Early Career
Troy Eid was born in 1963 in Chicago, Illinois to Edward and Sandra Eid. Edward Eid was an Egyptian who immigrated to the United States in 1957 with just $100. Troy was raised in Wheat Ridge, Colorado and graduated from Stanford University in 1986, majoring in Russian Language and Literature. At Stanford he was a research assistant for then-Associate Professor Condoleezza Rice. At graduation, Eid was awarded the prestigious John W. Gardner Fellowship, a joint Stanford-University of California at Berkeley award honoring the late John Gardner, the architect of the Great Society under President Lyndon B. Johnson. Eid was elected editor-in-chief of the student newspaper, The Stanford Daily, and met his future wife, Allison Hartwell, while standing in line at a dorm cafeteria, where she was working as a food-service worker; she later said: "It was love at first sight in the meal card line." Eid graduated in 1986 and, along with Hartwell, attended the University of Chicago Law School, where he earned his law degree in 1991. Eid is admitted to practice law in Colorado and the Navajo Nation, and his legal practice has focused on environmental, natural resources and federal Indian law. He was elected to membership in the American Law Institute, and has been recognized as one of the country'd top practicing attorneys in both American Indian Law and environmental law by Chambers USA and was named by The Denver Post as one of 2007's "People to Watch". He passed the Navajo Nation bar examination in 2005 and now chairs the Committee on Training for the Navajo Nation Bar Association, which is responsible for legal education and the semi-annual bar exam on the country’s largest Indian reservation.
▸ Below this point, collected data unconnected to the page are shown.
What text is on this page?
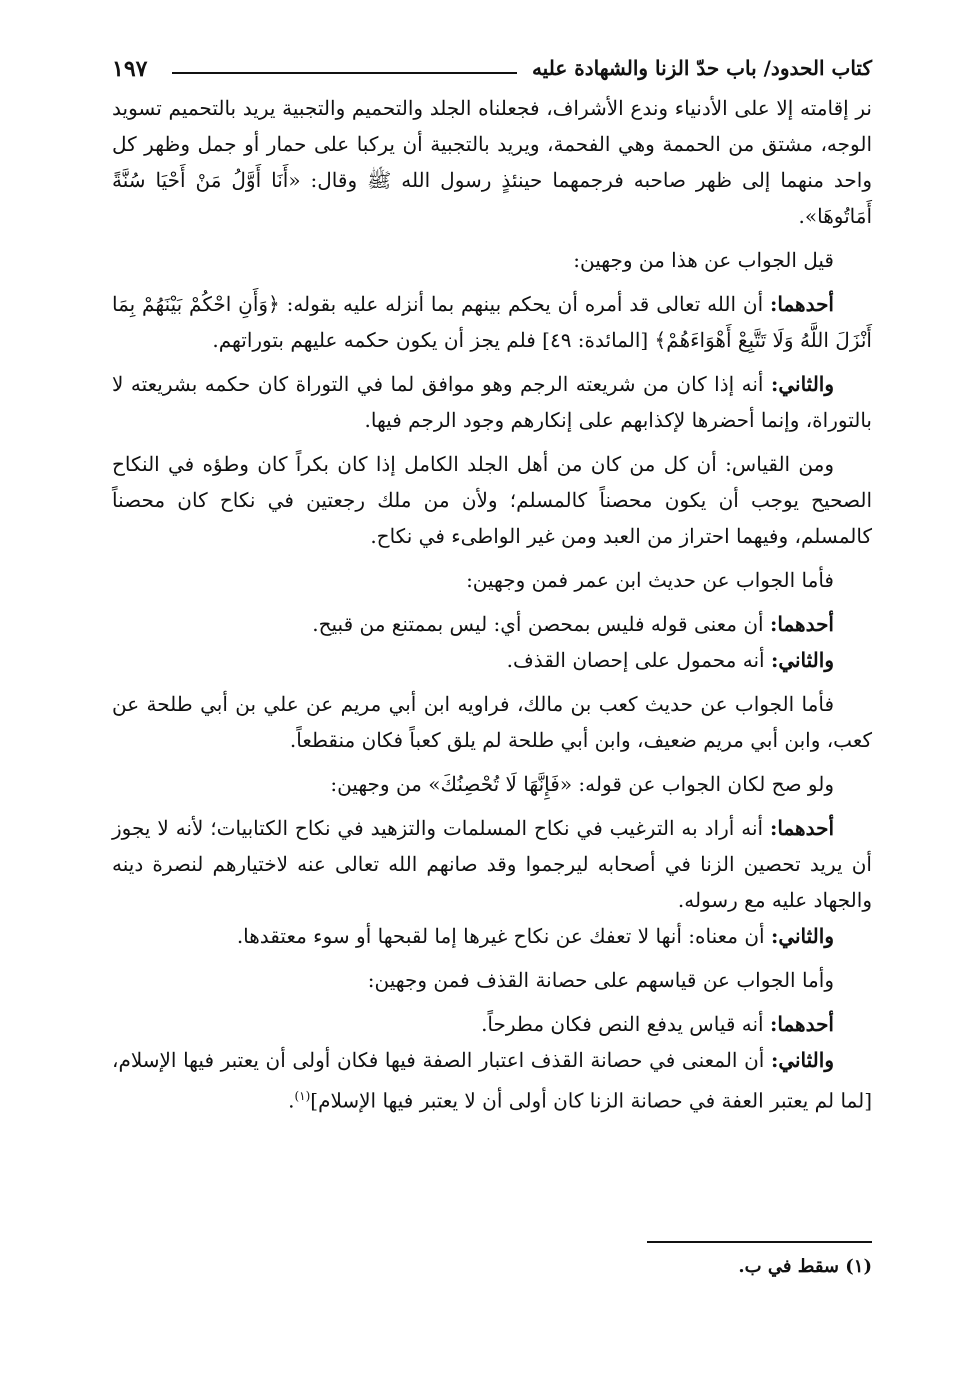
كتاب الحدود/ باب حدّ الزنا والشهادة عليه
١٩٧

نر إقامته إلا على الأدنياء وندع الأشراف، فجعلناه الجلد والتحميم والتجبية يريد بالتحميم تسويد الوجه، مشتق من الحممة وهي الفحمة، ويريد بالتجبية أن يركبا على حمار أو جمل وظهر كل واحد منهما إلى ظهر صاحبه فرجمهما حينئذٍ رسول الله ﷺ وقال: «أَنَا أَوَّلُ مَنْ أَحْيَا سُنَّةً أَمَاتُوهَا».

قيل الجواب عن هذا من وجهين:

أحدهما: أن الله تعالى قد أمره أن يحكم بينهم بما أنزله عليه بقوله: ﴿وَأَنِ احْكُمْ بَيْنَهُمْ بِمَا أَنْزَلَ اللَّهُ وَلَا تَتَّبِعْ أَهْوَاءَهُمْ﴾ [المائدة: ٤٩] فلم يجز أن يكون حكمه عليهم بتوراتهم.

والثاني: أنه إذا كان من شريعته الرجم وهو موافق لما في التوراة كان حكمه بشريعته لا بالتوراة، وإنما أحضرها لإكذابهم على إنكارهم وجود الرجم فيها.

ومن القياس: أن كل من كان من أهل الجلد الكامل إذا كان بكراً كان وطؤه في النكاح الصحيح يوجب أن يكون محصناً كالمسلم؛ ولأن من ملك رجعتين في نكاح كان محصناً كالمسلم، وفيهما احتراز من العبد ومن غير الواطىء في نكاح.

فأما الجواب عن حديث ابن عمر فمن وجهين:

أحدهما: أن معنى قوله فليس بمحصن أي: ليس بممتنع من قبيح.

والثاني: أنه محمول على إحصان القذف.

فأما الجواب عن حديث كعب بن مالك، فراويه ابن أبي مريم عن علي بن أبي طلحة عن كعب، وابن أبي مريم ضعيف، وابن أبي طلحة لم يلق كعباً فكان منقطعاً.

ولو صح لكان الجواب عن قوله: «فَإِنَّهَا لَا تُحْصِنُكَ» من وجهين:

أحدهما: أنه أراد به الترغيب في نكاح المسلمات والتزهيد في نكاح الكتابيات؛ لأنه لا يجوز أن يريد تحصين الزنا في أصحابه ليرجموا وقد صانهم الله تعالى عنه لاختيارهم لنصرة دينه والجهاد عليه مع رسوله.

والثاني: أن معناه: أنها لا تعفك عن نكاح غيرها إما لقبحها أو سوء معتقدها.

وأما الجواب عن قياسهم على حصانة القذف فمن وجهين:

أحدهما: أنه قياس يدفع النص فكان مطرحاً.

والثاني: أن المعنى في حصانة القذف اعتبار الصفة فيها فكان أولى أن يعتبر فيها الإسلام، [لما لم يعتبر العفة في حصانة الزنا كان أولى أن لا يعتبر فيها الإسلام]$^{(١)}$.

(١) سقط في ب.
Eid served as a law clerk to Edith Jones, Chief Judge of the Fifth U.S. Circuit Court of Appeals before entering private law practice in 1992 at Holme Roberts & Owen in Denver. From 1994 to 1999, Eid served as general counsel and chief operating officer of the National Information Infrastructure Testbed, an Internet technology research consortium formed to prototype advanced Internet applications in such areas manufacturing, health care and environmental protection. In his capacity with the consortium, Eid directed engineering teams in North America, Europe and Asia.